Power meters for idiots

Felt this was the best place to follow up on this line of conversation on the Zwift thread. I was doing some further thinking about this last night and would be interested in others thoughts.

I totally get that an effort that is really spikey will not be representative of a steady state effort. But I thought that largely, it was the other way around? The spikey power profile will actually result in a lower AP than steady state? That’s the whole point of NP, right, and the fact that any bursts above threshold will have a large detrimental effect and hence the ^2 power in the formula?

In this particular case, I also had a power drop out. Looking at the detailed power file, it lasted 8-9 seconds, and in AP terms that could be quite impactful. Looking at the before/after power numbers, and adding those back in (I wasn’t coasting), I’d actually get a further 1.6w increase in AP for that 20 min best had the dropout not occurred and the power actually output been fully captured.

Then, in terms of “spikiness”, I had a VI for the 20mins of 1.01. And for the whole ride, Zwift Power has me at 25+ minutes with AP of 272w and NP of 273w. So whilst this wasnt steady state, it hardly seems like the kind of crit race where you’re either full gas, or off the power entirely.


I set power curve pb’s all the way from 8 minutes to 25 minutes, and there was only a drop of 19w throughout those durations.

Lastly, you do have the challenge that I went into this 25 minute race “rested”, in so far as I hadnt done the standard 5min clearing effort immediately prior, so I can see there would be some anaerobic contribution to these numbers that a formal 20min test would often try and eliminate. That said, I did a separate ramp test 6 hours before, where i also set a lifetime best, so my legs were certainly not entirely rested and had done a chunk of work at higher power numbers (for me) … I set a lifetime best 5min power for example.

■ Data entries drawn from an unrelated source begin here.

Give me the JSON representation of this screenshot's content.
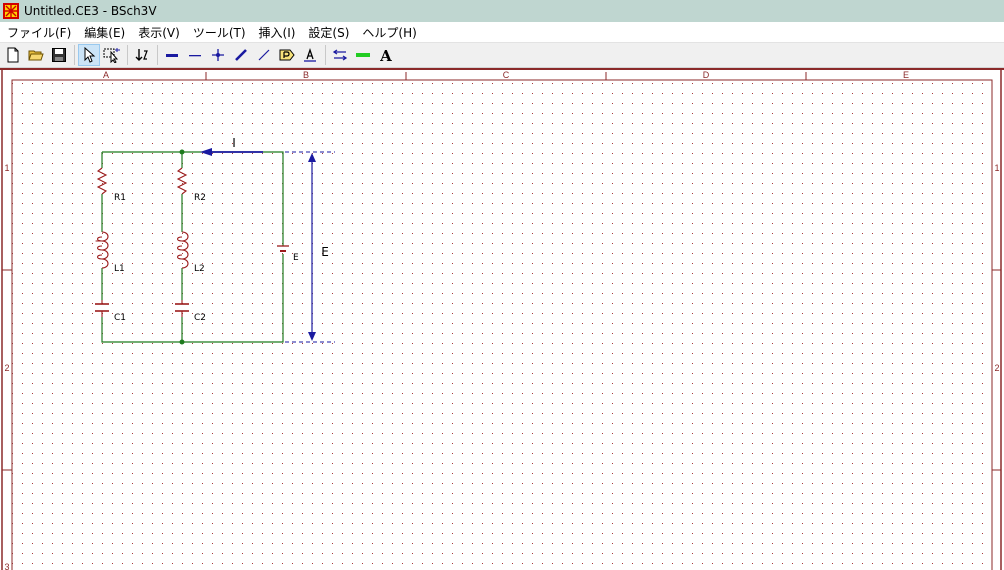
{
  "window": {
    "title": "Untitled.CE3 - BSch3V",
    "icon": "bsch-app-icon"
  },
  "menu": {
    "items": [
      "ファイル(F)",
      "編集(E)",
      "表示(V)",
      "ツール(T)",
      "挿入(I)",
      "設定(S)",
      "ヘルプ(H)"
    ]
  },
  "toolbar": {
    "buttons": [
      "new-file-icon",
      "open-folder-icon",
      "save-icon",
      "select-arrow-icon",
      "drag-select-icon",
      "swap-icon",
      "bus-icon",
      "wire-icon",
      "junction-icon",
      "diagonal-bus-icon",
      "diagonal-wire-icon",
      "tag-icon",
      "label-icon",
      "entry-icon",
      "line-icon",
      "text-icon"
    ],
    "active": "select-arrow-icon"
  },
  "sheet": {
    "columns": [
      "A",
      "B",
      "C",
      "D",
      "E"
    ],
    "rows": [
      "1",
      "2",
      "3"
    ],
    "border_color": "#8b2a2a",
    "wire_color": "#1e7a1e",
    "component_color": "#9b1c1c",
    "annotation_color": "#1a1aa0"
  },
  "schematic": {
    "components": {
      "r1": "R1",
      "r2": "R2",
      "l1": "L1",
      "l2": "L2",
      "c1": "C1",
      "c2": "C2",
      "battery": "E"
    },
    "current_label": "I",
    "voltage_label": "E"
  }
}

So, my question is, is the suggested zwift and trainingpeaks increase in FTP valid? Should I go with my ramp test result from yesterday of 253w, or take the ego massage of the 260/261w FTP (notified by TP and zwift respectively)?

Ultimately I know both a ramp test and a 20 minute test are simply attempts at approximations, so neither likely truly reflect my ability to hold steady state power for roughly 60 minutes, but from a subsequent training perspective, do people feel I should go with the lower or higher number?

The ramp test is the like for like comparison, although I was far from properly rested going into it, whereas the zwift race number is obviously the number the ego would like best. Ultimately, it’s only 7 or 8 watts, which is only a little over the error tolerance on my P2M anyway, so I’m probably splitting hairs! There’s a chunk of general power related testing questions embedded in this however.